As I pondered what had caused the problem and how it might be avoided in the future, I formed a hypothesis. The common wisdom was that the unity in community is built upon uniformity: that the more alike members of a congregation – in beliefs, practice, demographics, and other ways – the more healthy and less likely to split. My hypothesis was exactly the opposite: that the higher the level uniformity required as the “cost of membership,” the less healthy the church and the more likely to split (because there would be more things to fight about). And if that was the case, then my corollary hypothesis would be that congregations that limited their cost of membership to at most a few core beliefs or practices, or perhaps even a core relationship (i.e., with Jesus Christ), would be more healthy and less likely to split.

Don’t underestimate the power of your vision to change the world.
Whether that world is your office, your community,
an industry or a global movement,
you need to have a core belief that what you contribute
can fundamentally change the paradigm or way of thinking about problems.
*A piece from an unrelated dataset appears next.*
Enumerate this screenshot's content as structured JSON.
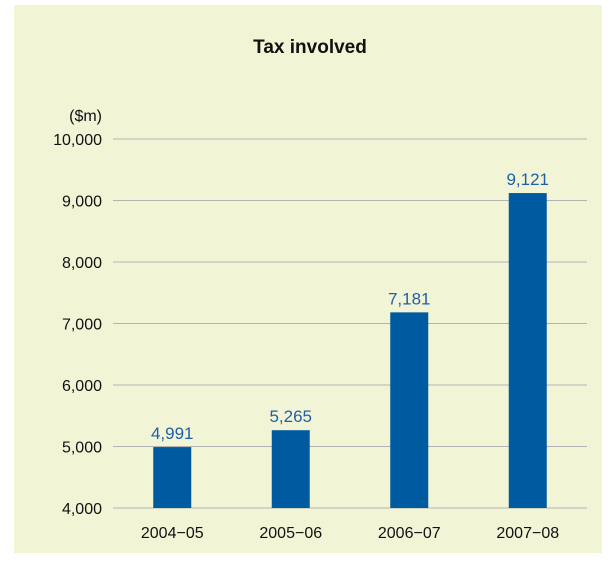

Leroy Hood – American Scientist, b. 1938

Little was I to know that in just a year or so after I posited those hypotheses, I would be given the opportunity to test those hypotheses when I was asked by the bishop and the bishop’s appointed search committee to head up a new church in the same area as, and with many of the same people from, the church that closed. It was then that we began to feel our way step-by-step toward becoming a new kind of faith community that emotional or controversial issues could not pull apart, that could disagree without being disagreeable, that could not just tolerate but welcome conflicting points of view. Experimentally rather than theoretically, we worked our way through a multi-part process to develop a “living vision” for our community that allowed us to transcend our differences by viewing them through the core beliefs we held in common. This living vision we achieved is what I have come to call Minimum Viable Belief, because it keeps us focused on the one or two most important things we hold most sacred, rather that the myriad doctrines, practices, and teachings that are derived from them. In our case, it was the one thing that makes people Christ followers: Christ’s love for us.